Manitoba·Opinion

Winnipeg needs a ranked ballot: Time to vote positively, not defensively

One might look at Winnipeg's civic election and say democracy is alive and thriving here, but the way we vote for mayor and for councillors is wholly inadequate for producing the results that voters want, writes Alon Weinberg.
The way we vote for mayor and for councillors is wholly inadequate for producing the results that voters want, writes Alon Weinberg.

This year's Winnipeg mayoralty race has seen perhaps the greatest civic engagement in a campaign in the last 20 to 30 years, due to the wide-open race and both the number and diversity of the candidates seeking the city's highest office.

One might view the 2014 campaign and say that democracy is alive and thriving in Winnipeg, after the last decade of scandals at city hall, marked by elections with under 50 per cent voter turnout.

There is, however, a large elephant in the room that contradicts these impressions, and the aftermath of this election is the time for Winnipeggers to address this: The way we vote for mayor and for councillors is wholly inadequate for producing the results that voters want.

Despite having four to six viable mayoralty candidates, we are asked to mark only a single X on our ballots, leaving little room for nuanced preferences. Very likely, on Oct. 22, we will elect someone that the majority did not vote for, against the spirit of democracy.

Our elections more closely resemble the logic of gangs: the biggest bloc gets the whole territory, both on the councillor level and in the mayoral race, mirroring our provincial and federal elections.

That only the votes of the winner count is a large contributing factor in the poor turnout. If one supports a less popular candidate, the system inherently encourages them to stay home and not "waste their vote."

Altering the way we vote

The impacts of this system are not simply that we don't get what we voted for.
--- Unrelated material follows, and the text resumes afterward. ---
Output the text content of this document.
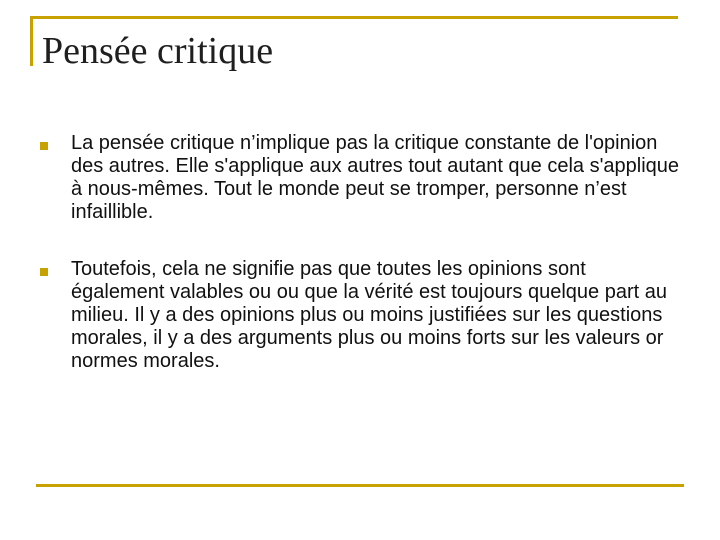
Pensée critique
La pensée critique n’implique pas la critique constante de l'opinion des autres. Elle s'applique aux autres tout autant que cela s'applique à nous-mêmes. Tout le monde peut se tromper, personne n’est infaillible.
Toutefois, cela ne signifie pas que toutes les opinions sont également valables ou ou que la vérité est toujours quelque part au milieu. Il y a des opinions plus ou moins justifiées sur les questions morales, il y a des arguments plus ou moins forts sur les valeurs or normes morales.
Our first-past-the-post system actually alters the way we vote, as so often we vote strategically, based on polls, and out of fear.

The latest poll has just revealed a dead heat between Judy Wasylycia-Leis and Brian Bowman, and already I am hearing impassioned pleas from both "sides" to see the campaign as a two-horse race between left and right.
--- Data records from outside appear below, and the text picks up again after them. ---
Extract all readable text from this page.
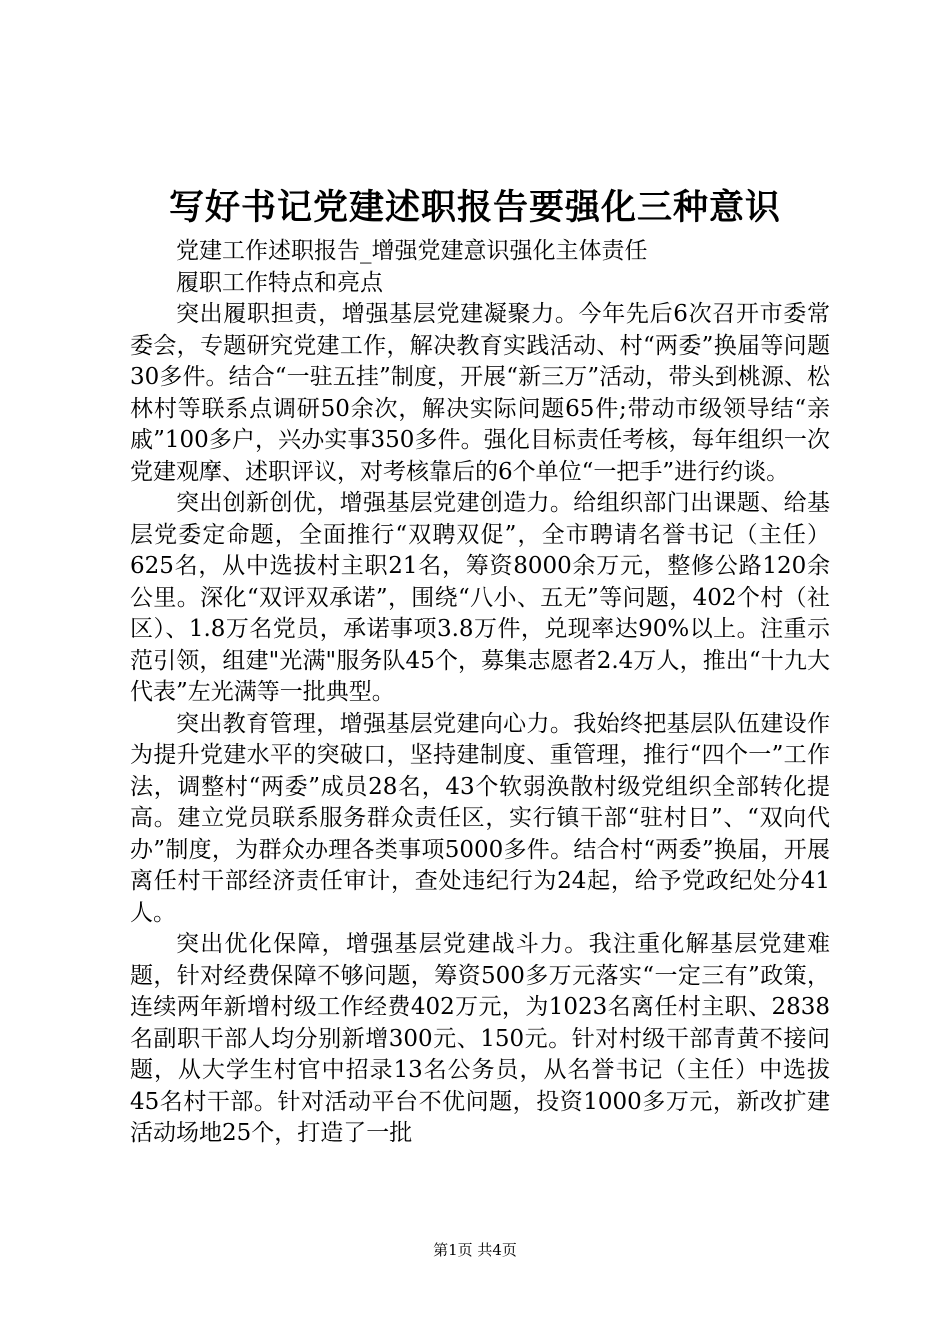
写好书记党建述职报告要强化三种意识

党建工作述职报告_增强党建意识强化主体责任

履职工作特点和亮点

突出履职担责，增强基层党建凝聚力。今年先后6次召开市委常委会，专题研究党建工作，解决教育实践活动、村“两委”换届等问题30多件。结合“一驻五挂”制度，开展“新三万”活动，带头到桃源、松林村等联系点调研50余次，解决实际问题65件;带动市级领导结“亲戚”100多户，兴办实事350多件。强化目标责任考核，每年组织一次党建观摩、述职评议，对考核靠后的6个单位“一把手”进行约谈。

突出创新创优，增强基层党建创造力。给组织部门出课题、给基层党委定命题，全面推行“双聘双促”，全市聘请名誉书记（主任）625名，从中选拔村主职21名，筹资8000余万元，整修公路120余公里。深化“双评双承诺”，围绕“八小、五无”等问题，402个村（社区）、1.8万名党员，承诺事项3.8万件，兑现率达90%以上。注重示范引领，组建"光满"服务队45个，募集志愿者2.4万人，推出“十九大代表”左光满等一批典型。

突出教育管理，增强基层党建向心力。我始终把基层队伍建设作为提升党建水平的突破口，坚持建制度、重管理，推行“四个一”工作法，调整村“两委”成员28名，43个软弱涣散村级党组织全部转化提高。建立党员联系服务群众责任区，实行镇干部“驻村日”、“双向代办”制度，为群众办理各类事项5000多件。结合村“两委”换届，开展离任村干部经济责任审计，查处违纪行为24起，给予党政纪处分41人。

突出优化保障，增强基层党建战斗力。我注重化解基层党建难题，针对经费保障不够问题，筹资500多万元落实“一定三有”政策，连续两年新增村级工作经费402万元，为1023名离任村主职、2838名副职干部人均分别新增300元、150元。针对村级干部青黄不接问题，从大学生村官中招录13名公务员，从名誉书记（主任）中选拔45名村干部。针对活动平台不优问题，投资1000多万元，新改扩建活动场地25个，打造了一批

第1页 共4页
Our electoral system encourages this breakdown into a left-right choice, even if the candidates in the campaign don't entirely fit into these boxes.

It hinders democracy to vote according to polls, as though one were picking horses in a race. Polls have been wrong in several major elections across Canada over the past five years, one of the most striking examples being the last Alberta election.

In this election, I would strongly suggest ignoring the polls and voting for what you want rather than out of fear of the candidate you don't want being elected.

Municipally, the absence of parties allows for more nuance in policy. Candidates can create policy based on real civic needs and not in accordance with ideological left-right dogmas. Environmental issues, for instance, ought to be the domain of both left and right.

In this either-or logic, campaigns often become negative, and already these last two weeks the candidate of the left has released a flyer attacking the inexperience of the supposed leading candidate of the right.

One need only think of the negativity of the last few provincial and federal campaigns and the unending partisanship between them, when those elected ought to be governing together for us all. The politics of the least bad is not the politics of progress.

How about a ranked ballot?

However, we can repair the electoral system, shifting to a ranked ballot where we express our preferences (1-2-3-4, etc), eliminating strategic considerations.

In a ranked ballot, one is only elected once reaching 50 per cent plus one of the vote, and there are rounds of counting.

After each round, if nobody has reached the 50 per cent threshold, the last place candidate is dropped and the ballots distributed to those voters' second choices.

Already, federal parties elect their leaders this way, and a great advantage is that in a multi-round count, the winning candidate represents not simply their own bloc of voters, but rather a more diverse, broad segment of the population.

The micro-coalition that the winner embodies ensures that one interest does not control city hall, and it requires elected leaders to be more sensitive to the needs of the citizens as a whole. Is this not closer to what democracy is supposed to look like?

This idea is a simple repair to our elections on the municipal level. Already, Ontario's premier has committed to the 2018 municipal elections, employing a ranked ballot in response to a popular campaign, and Minneapolis's last two civic elections used a 1-2-3 ballot.

We can engage in debates over this policy or that candidate, but under a the first-past-the-post system, we are failing ourselves as a democracy. Until we can vote freely and positively, we will continue to get scantly democratic electoral results and remain mired in democratic mediocrity.

With problems like Winnipeg's, we need a city council led by a popular mayor that works co-operatively to solve our systematic problems. A ranked ballot would be one large step in moving us all in that direction.


Alon Weinberg is a lifelong student who has studied philosophy and recently completed an MA in Native Studies. He is currently pursuing ecological theology and is an active member of the fledgling group Fair Vote Manitoba.